Sur les frais irrépétibles
En application de l’article 700 du code de procédure civile, « le juge condamne la partie tenue aux dépens ou qui perd son procès à payer : 1° A l’autre partie la somme qu’il détermine, au titre des frais exposés et non compris dans les dépens ; [Y]/ Dans tous les cas, le juge tient compte de l’équité ou de la situation économique de la partie condamnée. Il peut, même d’office, pour des raisons tirées des mêmes considérations, dire qu’il n’y a pas lieu à ces condamnations. / Les parties peuvent produire les justificatifs des sommes qu’elles demandent. /[Y] »
En l’espèce, compte tenu du présent jugement et de l’absence de partie succombant en totalité, les demandes respectives au titre des frais irrépétibles seront rejetées.
Sur l’exécution provisoire
Conformément à l’article 514 du code de procédure civile, « les décisions de première instance sont de droit exécutoires à titre provisoire à moins que la loi ou la décision rendue n’en dispose autrement ».

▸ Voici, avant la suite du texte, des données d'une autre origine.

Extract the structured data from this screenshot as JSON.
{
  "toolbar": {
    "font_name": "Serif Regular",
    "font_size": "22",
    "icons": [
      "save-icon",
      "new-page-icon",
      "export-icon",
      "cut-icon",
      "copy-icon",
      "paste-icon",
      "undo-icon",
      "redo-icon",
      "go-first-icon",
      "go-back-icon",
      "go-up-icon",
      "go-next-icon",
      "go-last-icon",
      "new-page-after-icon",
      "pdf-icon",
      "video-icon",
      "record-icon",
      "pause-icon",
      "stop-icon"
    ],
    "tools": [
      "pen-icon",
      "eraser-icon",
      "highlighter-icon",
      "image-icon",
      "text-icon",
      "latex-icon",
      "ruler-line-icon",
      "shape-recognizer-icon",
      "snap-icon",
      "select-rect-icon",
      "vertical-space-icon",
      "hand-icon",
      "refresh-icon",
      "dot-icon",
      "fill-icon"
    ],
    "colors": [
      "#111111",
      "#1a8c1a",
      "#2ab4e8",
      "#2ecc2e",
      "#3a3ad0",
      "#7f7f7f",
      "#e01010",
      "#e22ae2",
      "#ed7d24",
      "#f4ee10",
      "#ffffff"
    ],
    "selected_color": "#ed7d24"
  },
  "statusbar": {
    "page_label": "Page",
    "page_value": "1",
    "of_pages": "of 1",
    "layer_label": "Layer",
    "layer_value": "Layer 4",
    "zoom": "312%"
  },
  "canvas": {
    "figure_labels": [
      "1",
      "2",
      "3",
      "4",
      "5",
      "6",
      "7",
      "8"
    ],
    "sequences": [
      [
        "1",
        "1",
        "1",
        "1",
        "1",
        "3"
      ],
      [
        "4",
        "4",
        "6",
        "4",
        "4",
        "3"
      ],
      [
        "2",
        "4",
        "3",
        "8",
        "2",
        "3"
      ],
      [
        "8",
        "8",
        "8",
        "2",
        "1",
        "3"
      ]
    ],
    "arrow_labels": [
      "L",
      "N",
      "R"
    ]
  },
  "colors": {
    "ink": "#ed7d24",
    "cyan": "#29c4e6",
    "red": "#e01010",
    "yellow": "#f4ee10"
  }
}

L’article 514-1 du code de procédure civile dispose que « le juge peut écarter l’exécution provisoire de droit, en tout ou partie, s’il estime qu’elle est incompatible avec la nature de l’affaire. /Il statue, d’office ou à la demande d’une partie, par décision spécialement motivée. »
En l’espèce, il convient donc de rappeler que l’exécution provisoire du jugement est de droit.
PAR CES MOTIFS
Le tribunal judiciaire, statuant par jugement contradictoire mis à disposition par le greffe et en premier ressort :
ORDONNE l’ouverture des opérations de comptes, liquidation et partage de la succession de feu [Z] [T], décédé le [Date décès 4] 2022 ;
DÉSIGNE Maître [M], Notaire à [Localité 6] (40) pour procéder aux opérations de comptes, liquidation et partage de cette succession ;
DIT n’y avoir lieu à désigner un juge commis pour suivre ces opérations de partage sans complexité particulière ;
DIT qu’en cas d’empêchement du notaire désigné, il sera procédé à son remplacement sur simple requête de la partie la plus diligente ;
RAPPELLE qu’il appartient au notaire désigné de dresser un état liquidatif établissant les comptes entre les copartageants, la masse partageable, les droits des parties et la composition des lots à répartir, ce dans le délai d’un an prévu par l’article 1368 du code de procédure civile ;
DÉBOUTE les parties du surplus de leurs demandes ;
DIT que les dépens seront employés en frais privilégiés de partage ;
RAPPELLE que la présente décision est assortie de l’exécution provisoire de droit ;
DIT qu’une copie du présent jugement sera transmis, pour information, au Procureur de la République de Mont de Marsan et au notaire désigné ;
Jugé et Prononcé au Palais de Justice de MONT de MARSAN, les jour, mois et an figurant ci-dessus.
Monsieur Jean-Sébastien JOLY,Vice-Président, et Madame Estelle ALABOUVETTE, Greffière, ont signé la présente minute.